A U.S. district court sided with the school, finding that the ZIP code admissions policy was not adopted with a discriminatory purpose. The Boston-based U.S. Court of Appeals for the First Circuit upheld that decision in December, noting that the proportion of Asian American and white students admitted was still higher than their share of the applicant pool.
The school board countered that its admissions policy had changed since the end of the pandemic and therefore the parents’ challenge was moot. The new admissions policy is based on a combination of grades, performance on a standardized exam and census tract.
School officials also stressed that their plan did not use an individual student’s race to determine admissions.
“Nothing in this court’s precedent requires a public agency to ignore whether its race-neutral policies will have a disparate impact on historically disadvantaged groups, or even help reduce past disparate impacts,” the school board said to the Supreme Court.
Boston’s appeal was similar to one a Virginia parent brought to the Supreme Court last year. The selective Thomas Jefferson High School for Science and Technology admitted a small portion of the highest-performing students from each middle school in the county.
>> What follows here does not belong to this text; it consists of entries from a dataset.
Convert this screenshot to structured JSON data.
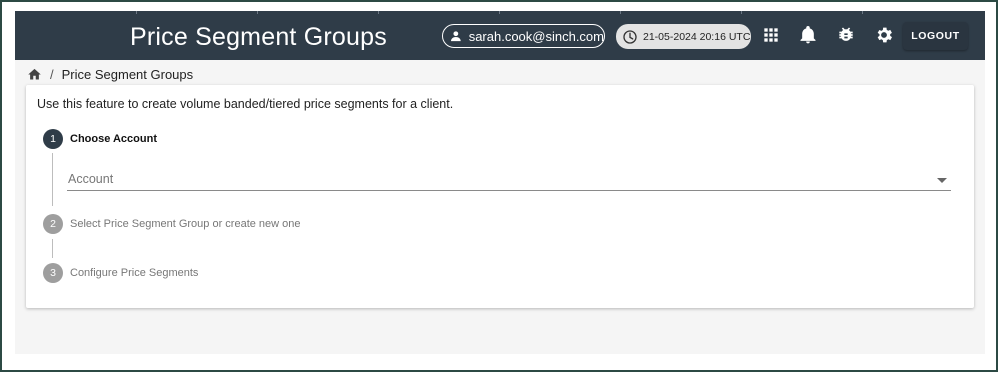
{
  "header": {
    "title": "Price Segment Groups",
    "user_email": "sarah.cook@sinch.com",
    "datetime": "21-05-2024 20:16 UTC",
    "logout_label": "LOGOUT",
    "icons": [
      "apps-grid-icon",
      "bell-icon",
      "bug-icon",
      "gear-icon"
    ],
    "bar_color": "#2f3c48"
  },
  "breadcrumb": {
    "home_icon": "home-icon",
    "separator": "/",
    "current": "Price Segment Groups"
  },
  "main": {
    "intro": "Use this feature to create volume banded/tiered price segments for a client.",
    "steps": [
      {
        "number": "1",
        "label": "Choose Account",
        "state": "active"
      },
      {
        "number": "2",
        "label": "Select Price Segment Group or create new one",
        "state": "inactive"
      },
      {
        "number": "3",
        "label": "Configure Price Segments",
        "state": "inactive"
      }
    ],
    "account_select": {
      "placeholder": "Account",
      "value": ""
    }
  }
}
The parents in both cases were represented by the Pacific Legal Foundation, a libertarian law group.
The Supreme Court refused to hear Virginia case in February.
The judges last year rejected the policies used by Harvard College and the University of North Carolina, which considered race as one of several admissions factors, a standard that had been endorsed by previous precedents. But the ruling does not clarify whether schools can consider socioeconomic or geographic factors as an indicator of race.